A good “sizzle” should make absolutely clear the answer to the one question every customer has rattling around in their head when they are listening to your sales presentation or reading your proposal: Why should I care?
 
Another important rule to remember is this: What represents a “sizzle” to one person may be a “fizzle” or a whole bonfire to another person. Therefore, fit the “sizzle” to the prospect at hand.  If you want to increase sales, figure out your client’s Hot Buttons and lead with the most important benefit that ignites that interest.
 
We literally spend hours with our clients in the beginning of our relationship understanding what is important to their prospects and customers in order to determine their meaningful differentiators.  In other words, what do they do that nobody else does?  What are the unique features of their products or services? What separates them from the competition in terms of methodology, management techniques, facilities or resources?
 
Once you’ve got your list of differentiators, go verify their importance with your customers. Then you can begin to articulate the kind of value customers look for such as increased productivity, reduced operating costs, improved quality, whatever.
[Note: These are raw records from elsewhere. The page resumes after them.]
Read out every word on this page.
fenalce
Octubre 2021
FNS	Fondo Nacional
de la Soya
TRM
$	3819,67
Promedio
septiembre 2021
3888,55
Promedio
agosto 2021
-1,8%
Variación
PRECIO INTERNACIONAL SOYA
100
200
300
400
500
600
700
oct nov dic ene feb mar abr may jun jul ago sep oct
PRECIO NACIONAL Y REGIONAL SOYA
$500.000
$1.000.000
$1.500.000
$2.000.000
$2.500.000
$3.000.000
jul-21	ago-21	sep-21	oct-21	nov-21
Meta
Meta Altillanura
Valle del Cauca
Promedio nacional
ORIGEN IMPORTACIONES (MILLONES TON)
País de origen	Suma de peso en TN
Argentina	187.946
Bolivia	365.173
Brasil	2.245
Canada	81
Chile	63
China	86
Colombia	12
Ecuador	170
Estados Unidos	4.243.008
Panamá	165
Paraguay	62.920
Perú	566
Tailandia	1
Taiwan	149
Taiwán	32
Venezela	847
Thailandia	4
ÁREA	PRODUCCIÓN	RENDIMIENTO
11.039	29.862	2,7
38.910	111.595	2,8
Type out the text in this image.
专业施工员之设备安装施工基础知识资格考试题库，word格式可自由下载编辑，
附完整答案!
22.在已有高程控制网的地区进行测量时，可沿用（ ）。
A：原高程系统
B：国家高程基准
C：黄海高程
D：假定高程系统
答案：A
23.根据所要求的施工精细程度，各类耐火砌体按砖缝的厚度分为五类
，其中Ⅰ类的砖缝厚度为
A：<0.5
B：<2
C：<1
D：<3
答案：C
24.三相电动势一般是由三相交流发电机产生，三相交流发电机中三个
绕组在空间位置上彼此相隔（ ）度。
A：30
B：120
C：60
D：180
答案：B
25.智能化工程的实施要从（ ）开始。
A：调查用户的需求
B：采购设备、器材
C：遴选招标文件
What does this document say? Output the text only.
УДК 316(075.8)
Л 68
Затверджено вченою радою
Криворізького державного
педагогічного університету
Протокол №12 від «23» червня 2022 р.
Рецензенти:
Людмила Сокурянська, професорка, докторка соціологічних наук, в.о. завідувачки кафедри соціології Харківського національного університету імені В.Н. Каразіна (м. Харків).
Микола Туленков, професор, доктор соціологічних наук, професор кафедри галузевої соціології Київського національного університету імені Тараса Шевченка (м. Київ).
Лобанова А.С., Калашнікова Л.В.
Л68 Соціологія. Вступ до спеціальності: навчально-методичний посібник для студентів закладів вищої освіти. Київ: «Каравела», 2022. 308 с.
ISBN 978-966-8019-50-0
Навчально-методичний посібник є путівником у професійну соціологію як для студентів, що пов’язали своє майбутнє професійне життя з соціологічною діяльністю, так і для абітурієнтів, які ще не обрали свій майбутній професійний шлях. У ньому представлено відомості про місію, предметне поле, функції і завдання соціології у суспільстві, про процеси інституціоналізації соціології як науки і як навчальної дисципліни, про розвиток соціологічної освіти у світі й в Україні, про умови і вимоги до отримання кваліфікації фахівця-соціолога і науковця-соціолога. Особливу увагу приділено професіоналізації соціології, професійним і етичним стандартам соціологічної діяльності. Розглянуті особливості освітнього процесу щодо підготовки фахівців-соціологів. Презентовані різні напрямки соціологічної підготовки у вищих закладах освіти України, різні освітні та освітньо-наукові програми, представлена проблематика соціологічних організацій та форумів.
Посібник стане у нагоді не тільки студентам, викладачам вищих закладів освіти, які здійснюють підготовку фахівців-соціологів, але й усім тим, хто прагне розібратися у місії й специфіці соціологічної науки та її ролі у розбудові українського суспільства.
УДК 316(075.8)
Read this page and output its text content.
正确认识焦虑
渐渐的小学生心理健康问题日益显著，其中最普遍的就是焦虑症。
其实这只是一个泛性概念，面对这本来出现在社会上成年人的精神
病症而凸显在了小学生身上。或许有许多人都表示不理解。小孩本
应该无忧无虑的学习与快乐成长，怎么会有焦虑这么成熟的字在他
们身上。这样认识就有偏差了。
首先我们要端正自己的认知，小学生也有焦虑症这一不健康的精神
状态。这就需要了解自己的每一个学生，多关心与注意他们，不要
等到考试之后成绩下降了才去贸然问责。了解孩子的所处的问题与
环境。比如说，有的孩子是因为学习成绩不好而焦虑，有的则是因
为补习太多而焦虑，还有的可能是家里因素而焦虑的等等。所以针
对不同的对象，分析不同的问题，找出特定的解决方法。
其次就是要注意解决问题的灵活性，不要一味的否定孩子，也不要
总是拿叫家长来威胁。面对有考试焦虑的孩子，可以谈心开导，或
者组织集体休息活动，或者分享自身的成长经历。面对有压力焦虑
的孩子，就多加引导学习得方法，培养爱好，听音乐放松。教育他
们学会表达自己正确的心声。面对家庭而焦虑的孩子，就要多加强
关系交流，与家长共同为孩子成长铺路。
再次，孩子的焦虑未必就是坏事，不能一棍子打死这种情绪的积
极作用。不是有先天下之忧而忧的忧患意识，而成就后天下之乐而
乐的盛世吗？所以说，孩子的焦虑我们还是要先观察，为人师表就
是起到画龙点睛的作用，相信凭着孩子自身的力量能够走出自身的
This gives you a matrix of differentiators and value orientations.  Now you can rank each differentiator in terms of its ability to prove to your customer that they’ll get that kind of value if they choose you.  If it’s important, give it maximum points.  If it’s basically irrelevant, give it one or none.  When you’re all done, you’ll not only have your sizzles, you’ll know when to use them.  If you’re selling to a customer who’s looking for guaranteed compliance with regulatory standards, and you have three or four differentiators that help assure that, those are the ones you mention.
 
The next time your mouth starts watering at the smell of a big juicy steak sizzling on the grill, or the aroma of chicken roasting on a spit, remind yourself that your sales presentations and proposals need to create that same kind of quick, visceral impact on your prospects and customers.  Find the hook – – the sizzle – – the appeal to your prospect’s and customer’s interests that will make them excited and eager to learn more.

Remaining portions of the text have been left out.